Nell let herself be pulled back towards Sebastian, her balance shifting as she fell against his side. “We can’t do it,” she whispered, eyes closing against the morning light, her headache growing more fierce, whether because of the dehydration or the impending conversation. “You love her,” she continued, as though that was enough to explain her entire line of reasoning. Reaching out, Nell took one of his hands, sandwiching it between her own. “Go be happy, Sebastian. You deserve it.”
He swallowed hard, looking down at their joined hands before he curled his fingers around hers, bringing her fingers up to his mouth to press a kiss against them. “I was happy with you, Nell,” he said softly, and there were no words for how he felt right then. No matter what happened from this point forward, someone would be hurt by whatever decision he made, and that was the last thing he wanted.

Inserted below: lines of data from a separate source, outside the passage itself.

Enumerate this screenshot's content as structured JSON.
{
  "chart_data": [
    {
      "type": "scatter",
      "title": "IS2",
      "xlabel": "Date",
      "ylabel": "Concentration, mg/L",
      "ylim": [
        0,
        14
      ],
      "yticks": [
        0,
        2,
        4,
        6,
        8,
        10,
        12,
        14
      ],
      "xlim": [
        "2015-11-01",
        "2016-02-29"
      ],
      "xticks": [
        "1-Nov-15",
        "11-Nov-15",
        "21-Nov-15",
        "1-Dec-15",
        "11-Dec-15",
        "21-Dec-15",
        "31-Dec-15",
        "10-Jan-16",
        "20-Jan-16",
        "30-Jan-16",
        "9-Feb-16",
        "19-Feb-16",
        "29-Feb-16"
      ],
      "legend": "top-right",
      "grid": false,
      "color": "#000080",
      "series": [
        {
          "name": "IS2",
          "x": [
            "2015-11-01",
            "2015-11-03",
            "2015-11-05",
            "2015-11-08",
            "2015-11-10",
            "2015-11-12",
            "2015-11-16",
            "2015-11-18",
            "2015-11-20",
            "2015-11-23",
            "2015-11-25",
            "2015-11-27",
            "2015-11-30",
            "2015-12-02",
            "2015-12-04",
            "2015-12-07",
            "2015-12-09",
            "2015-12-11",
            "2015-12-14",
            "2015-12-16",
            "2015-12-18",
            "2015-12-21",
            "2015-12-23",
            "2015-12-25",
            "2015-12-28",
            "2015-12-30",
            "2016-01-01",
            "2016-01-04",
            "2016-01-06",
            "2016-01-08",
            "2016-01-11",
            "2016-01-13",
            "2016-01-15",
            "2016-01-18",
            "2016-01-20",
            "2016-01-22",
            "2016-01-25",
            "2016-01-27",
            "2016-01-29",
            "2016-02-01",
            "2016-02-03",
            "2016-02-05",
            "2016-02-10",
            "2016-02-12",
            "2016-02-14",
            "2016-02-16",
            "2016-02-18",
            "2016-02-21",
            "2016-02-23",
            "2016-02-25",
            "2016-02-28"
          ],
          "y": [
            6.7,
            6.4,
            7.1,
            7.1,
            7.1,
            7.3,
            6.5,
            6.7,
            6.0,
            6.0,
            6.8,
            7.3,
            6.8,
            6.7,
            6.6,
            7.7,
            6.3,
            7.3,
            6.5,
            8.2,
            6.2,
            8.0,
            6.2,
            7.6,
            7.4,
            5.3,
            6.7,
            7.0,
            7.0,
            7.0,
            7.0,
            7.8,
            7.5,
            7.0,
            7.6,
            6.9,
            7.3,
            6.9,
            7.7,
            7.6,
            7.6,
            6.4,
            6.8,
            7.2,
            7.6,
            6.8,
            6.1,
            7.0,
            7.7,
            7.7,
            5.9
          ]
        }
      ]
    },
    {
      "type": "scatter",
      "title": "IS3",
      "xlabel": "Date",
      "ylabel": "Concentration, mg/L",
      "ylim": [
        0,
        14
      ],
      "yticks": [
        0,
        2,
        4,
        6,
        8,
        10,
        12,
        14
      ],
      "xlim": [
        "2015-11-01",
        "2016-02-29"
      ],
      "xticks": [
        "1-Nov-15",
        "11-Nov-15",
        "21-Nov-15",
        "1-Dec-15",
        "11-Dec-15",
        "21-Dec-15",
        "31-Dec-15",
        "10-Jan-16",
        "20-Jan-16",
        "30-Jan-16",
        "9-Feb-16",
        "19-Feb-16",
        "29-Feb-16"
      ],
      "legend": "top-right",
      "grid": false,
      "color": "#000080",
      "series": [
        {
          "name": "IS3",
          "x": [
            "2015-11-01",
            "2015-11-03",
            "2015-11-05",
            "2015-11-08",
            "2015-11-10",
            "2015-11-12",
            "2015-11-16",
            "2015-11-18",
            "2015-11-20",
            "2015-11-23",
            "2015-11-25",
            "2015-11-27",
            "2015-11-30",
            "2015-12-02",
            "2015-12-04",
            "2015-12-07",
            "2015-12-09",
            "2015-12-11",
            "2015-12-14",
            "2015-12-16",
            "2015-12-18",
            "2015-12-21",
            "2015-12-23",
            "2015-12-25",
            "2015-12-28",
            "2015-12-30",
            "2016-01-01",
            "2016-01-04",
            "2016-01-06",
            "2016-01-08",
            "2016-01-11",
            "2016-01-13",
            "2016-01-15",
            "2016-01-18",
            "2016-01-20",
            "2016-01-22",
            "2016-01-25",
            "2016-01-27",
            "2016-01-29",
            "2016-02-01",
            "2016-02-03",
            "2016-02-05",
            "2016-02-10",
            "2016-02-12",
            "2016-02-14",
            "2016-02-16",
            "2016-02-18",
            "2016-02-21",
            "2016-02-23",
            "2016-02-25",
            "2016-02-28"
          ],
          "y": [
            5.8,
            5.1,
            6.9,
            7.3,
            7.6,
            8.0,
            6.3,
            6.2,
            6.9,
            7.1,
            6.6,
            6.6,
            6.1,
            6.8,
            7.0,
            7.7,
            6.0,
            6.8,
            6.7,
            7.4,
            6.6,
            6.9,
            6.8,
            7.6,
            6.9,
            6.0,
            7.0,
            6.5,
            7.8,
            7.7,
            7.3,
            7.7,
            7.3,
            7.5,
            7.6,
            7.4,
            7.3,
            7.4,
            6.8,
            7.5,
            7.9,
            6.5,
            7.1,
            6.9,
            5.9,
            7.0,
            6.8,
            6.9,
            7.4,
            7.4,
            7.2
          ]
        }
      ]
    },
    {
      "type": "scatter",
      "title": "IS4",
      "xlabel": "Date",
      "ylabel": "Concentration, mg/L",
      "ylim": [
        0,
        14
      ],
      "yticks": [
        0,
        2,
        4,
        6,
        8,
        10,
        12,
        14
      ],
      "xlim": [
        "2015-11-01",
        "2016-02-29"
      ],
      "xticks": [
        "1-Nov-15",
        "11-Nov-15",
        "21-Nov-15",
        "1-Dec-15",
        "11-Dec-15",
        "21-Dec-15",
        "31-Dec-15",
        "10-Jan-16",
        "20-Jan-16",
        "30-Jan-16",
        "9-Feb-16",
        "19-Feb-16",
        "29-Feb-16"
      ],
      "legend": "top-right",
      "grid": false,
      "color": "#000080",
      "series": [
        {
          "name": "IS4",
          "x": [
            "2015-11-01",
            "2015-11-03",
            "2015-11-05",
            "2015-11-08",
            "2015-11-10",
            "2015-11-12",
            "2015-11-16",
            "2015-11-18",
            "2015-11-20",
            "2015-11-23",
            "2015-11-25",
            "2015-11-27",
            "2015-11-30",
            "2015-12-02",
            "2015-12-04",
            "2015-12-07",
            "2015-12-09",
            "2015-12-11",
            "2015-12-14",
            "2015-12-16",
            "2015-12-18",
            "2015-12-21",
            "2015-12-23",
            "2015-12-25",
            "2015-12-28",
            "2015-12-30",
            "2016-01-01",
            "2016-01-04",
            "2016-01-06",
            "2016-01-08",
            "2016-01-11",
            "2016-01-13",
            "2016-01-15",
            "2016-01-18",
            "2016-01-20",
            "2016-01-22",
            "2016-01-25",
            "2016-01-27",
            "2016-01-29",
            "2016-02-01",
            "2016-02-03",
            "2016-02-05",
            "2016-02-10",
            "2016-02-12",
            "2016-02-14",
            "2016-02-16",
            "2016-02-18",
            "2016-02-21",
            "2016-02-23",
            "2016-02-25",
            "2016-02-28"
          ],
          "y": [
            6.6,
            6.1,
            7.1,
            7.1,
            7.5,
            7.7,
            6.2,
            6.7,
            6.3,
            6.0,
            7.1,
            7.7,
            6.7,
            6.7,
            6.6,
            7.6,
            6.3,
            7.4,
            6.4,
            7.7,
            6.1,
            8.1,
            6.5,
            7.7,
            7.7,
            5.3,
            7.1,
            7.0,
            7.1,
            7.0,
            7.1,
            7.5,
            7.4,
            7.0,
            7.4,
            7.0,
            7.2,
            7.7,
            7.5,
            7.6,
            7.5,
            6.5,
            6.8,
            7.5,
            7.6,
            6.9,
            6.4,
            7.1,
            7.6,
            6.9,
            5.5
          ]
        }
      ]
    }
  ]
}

They sat there, side by side, hands entwined for long minutes before Nell finally sighed and pulled away, getting to her feet. She grabbed the empty glass she had downed and took it with her to the bathroom, where she filled it several times in an attempt to put off the inevitable. But eventually her face was washed, her hair as fixed as it would get under the circumstances, and she knew she had to go back outside and do what needed doing. Slipping back into the room, Nell picked up her shoes from where she must have kicked them off at some point during the night, taking a moment to sit down and fasten them. “I should go,” she finally said, breaking the silence that was unbearable. “I’m sorry I -- we -- I’m sorry.”
Sebastian made no move to stop her or follow her, simply letting her do as she needed to at that moment. His eyes were on her the entire time she was visible to him, though, following as she sat back down to pull on her heels. “Don’t be sorry,” he finally said, and he rose then, moving over towards her, hands coming to her shoulders as he pressed a kiss to the top of her head. “Just don’t, okay?” And then he was pulling away, his expression pained, and he glanced at the cell phone he had slipped into his pocket, thumb running over the screen before he made a face and put it back away. “And don’t be a stranger. I’ll be here for awhile. In Vegas, I mean. So.” He let the sentence end there, stepping back and giving her space that seemed too much for how he felt.
Nell closed her eyes against the kiss on the top of her head, allowing herself those last few moments of contact before he stepped away. Sebastian could ask her not to be sorry all he wanted, but she would feel what she felt, whether it be regret or something else. “Yeah, good luck with the casino thing, Sebastian. I’ll see you around.” Pulling her eyes from his face, Nell forced herself to turn around and walk out the door while she still could. There was going to be fallout from what had happened, and a thorough examination of every ounce of emotion she was feeling, but that would come with time. For now, she just needed to get away, to someplace where she wouldn’t be tempted to throw caution to the wind and follow her heart instead of her brain. That was a mistake she could never allow herself to make again.